McGill’s renowned MDCM-PhD program to hold its annual open house on September 24
By Allyson Rowley
Interested in a career that explores leading-edge solutions to the world’s most urgent health challenges?
“Physician-scientists make a real difference,” says Dr. Mark Eisenberg, a cardiologist and Director of the MDCM-PhD program in the Faculty of Medicine and Health Sciences at McGill University. “They are key actors in the discovery of new knowledge with long-lasting impact on patient care.”
Examples of innovations driven by clinician-researchers, he notes, are such life-saving solutions as angiography, CPR, defibrillation, and intubation.
“It’s quite clear to me, in the midst of the COVID-19 pandemic, that we need physician-scientists now more than ever,” says Dr. Eisenberg, a Professor of Medicine at McGill and senior investigator at the Lady Davis Institute for Medical Research at the Jewish General Hospital.
The MDCM-PhD program will hold its annual open house on Thursday, September 24 from 5:30 to 7:30 pm. This year, the event will be fully online via Zoom. Dr. Eisenberg will speak about the program and introduce the guest speaker, Dr. Lysanne Campeau, an accomplished physician-scientist who is a urologist at the Jewish General Hospital, an Assistant Professor at McGill, and a clinical researcher at the Lady Davis Institute. The open house will conclude with mini-sessions led by current MDCM-PhD students.
So, who is a good candidate for the program? “We’re looking for people with a sustained track record in research,” says Dr. Eisenberg. “These are outstanding young scholars who are totally committed to their research. They do it because they love it.”
The MDCM-PhD program aims to prepare students for careers as independent physician-scientists who treat patients in their practice and run their own research lab. Crucially, each aspect feeds into the other — working with patients today, while conducting research to find tomorrow’s medical breakthroughs.
“Our graduates will produce cutting-edge knowledge that will really have an impact on health care in Canada,” says Dr. Eisenberg. “These are people growing up in this pandemic who are going to make huge strides in this area over the next 10 or 20 years.”
The first year and a half of the program is devoted to traditional medical training alongside the full cohort of McGill medical students. MDCM-PhD students then pursue three to four years of full-time doctoral research. In their final two and a half years, they complete the remainder of the medical curriculum. All told, it’s a commitment of up to eight years.
“It’s a very exciting eight years that opens a lot of doors to many career opportunities,” says Dr. Paul Savage. He graduated from the program in 2019 and is now a general surgery resident in Toronto.
Dr. Savage credits the quality of mentorship he found at McGill, as well as its research reputation. (The MCDM-PhD program is one reason why McGill was again ranked Canada’s Top Medical-Doctoral University by Maclean’s in 2020.)
“McGill sets you up to work with the brightest minds in Canada and around the world,” says Dr. Savage. For his doctoral research, he collaborated with experts across many fields from surgical oncology to pathology, computational biology and genomics. “This rich exposure to different ways of thinking ultimately makes you a better scientist.”

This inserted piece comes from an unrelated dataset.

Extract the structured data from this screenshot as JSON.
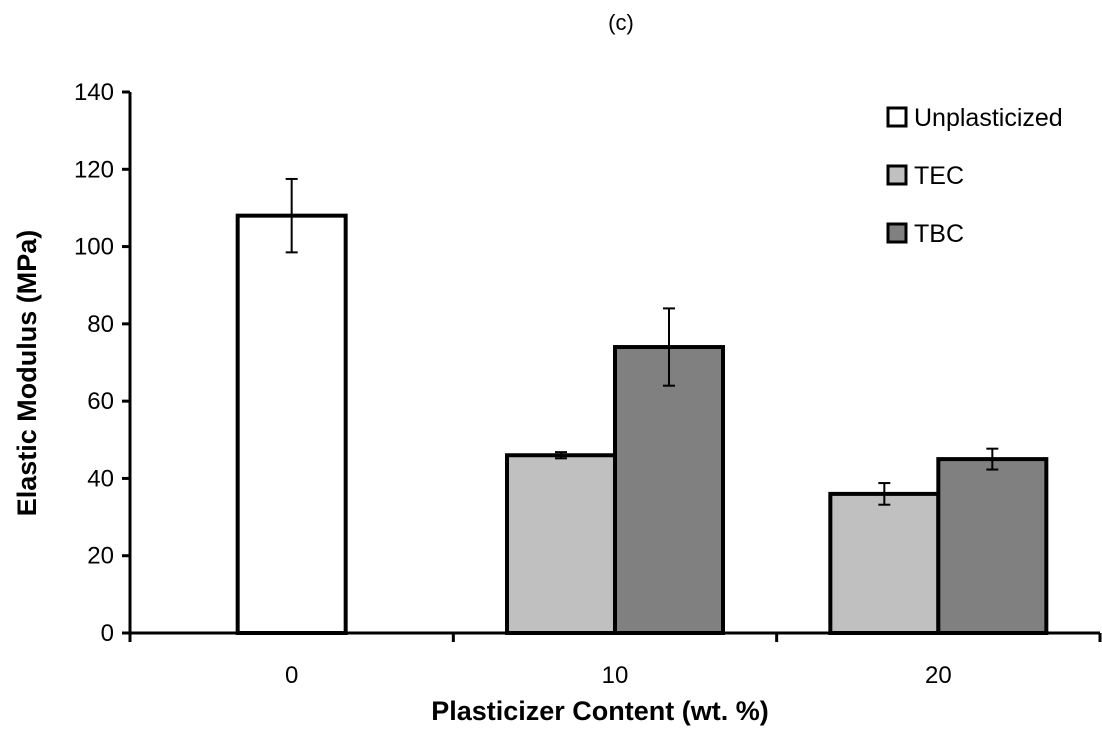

MDCM-PhD students benefit from frequent seminars with working professionals who speak about their career trajectories as physician-scientists. Other seminars focus on how to write a CV and how to prepare grant applications. In one seminar, small teams of students are challenged to write a letter to the editor of a top medical journal, critiquing one of its articles. Some of the letters have ended up being published.

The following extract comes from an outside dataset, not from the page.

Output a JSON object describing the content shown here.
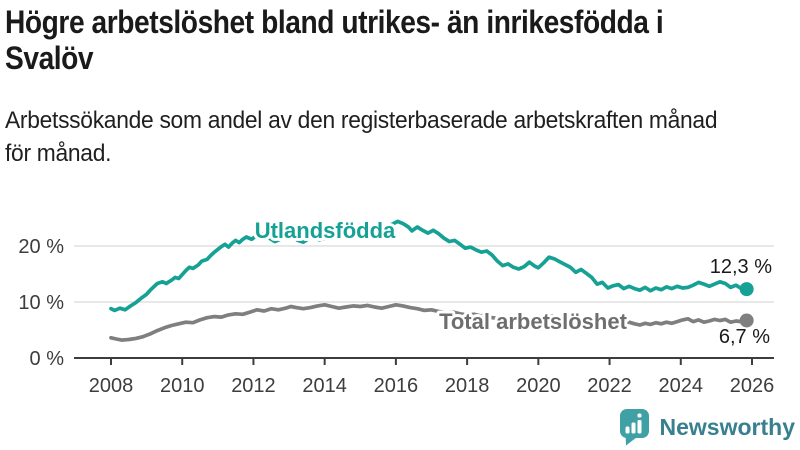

“There are all kinds of cool things that we do together,” says Shriya Deshmukh, MDCM-PhD Class of 2023. “The program is tight-knit, and there’s a lot of amazing support to help prepare you to be the best clinician-scientist you can be.”
Shriya describes her colleagues as “ambitious, but not competitive.” For example, Shriya together with her colleagues Stephanie Totten and Lashanda Skerritt, have formed a group to support female clinician-scientists, not only at McGill but across Canada. When the initial idea was presented to her classmates, Shriya notes that the first question came from a male colleague: “How can we help?”
This collegiality has extended to writing a book together. The Essential MD-PhD Guide — written in collaboration with MD-PhD students from Johns Hopkins University — will be published by McGraw-Hill in February 2021. The guide covers everything from choosing the right program to finding the right job.
What advice does Shriya have for a prospective student? “It’s a substantial chunk of your life, but the time goes by in the blink of an eye,” she says. “If you are passionate about medicine and research, this is the program for you.”
“Take a leap of faith and apply, because it’s a wonderful program.”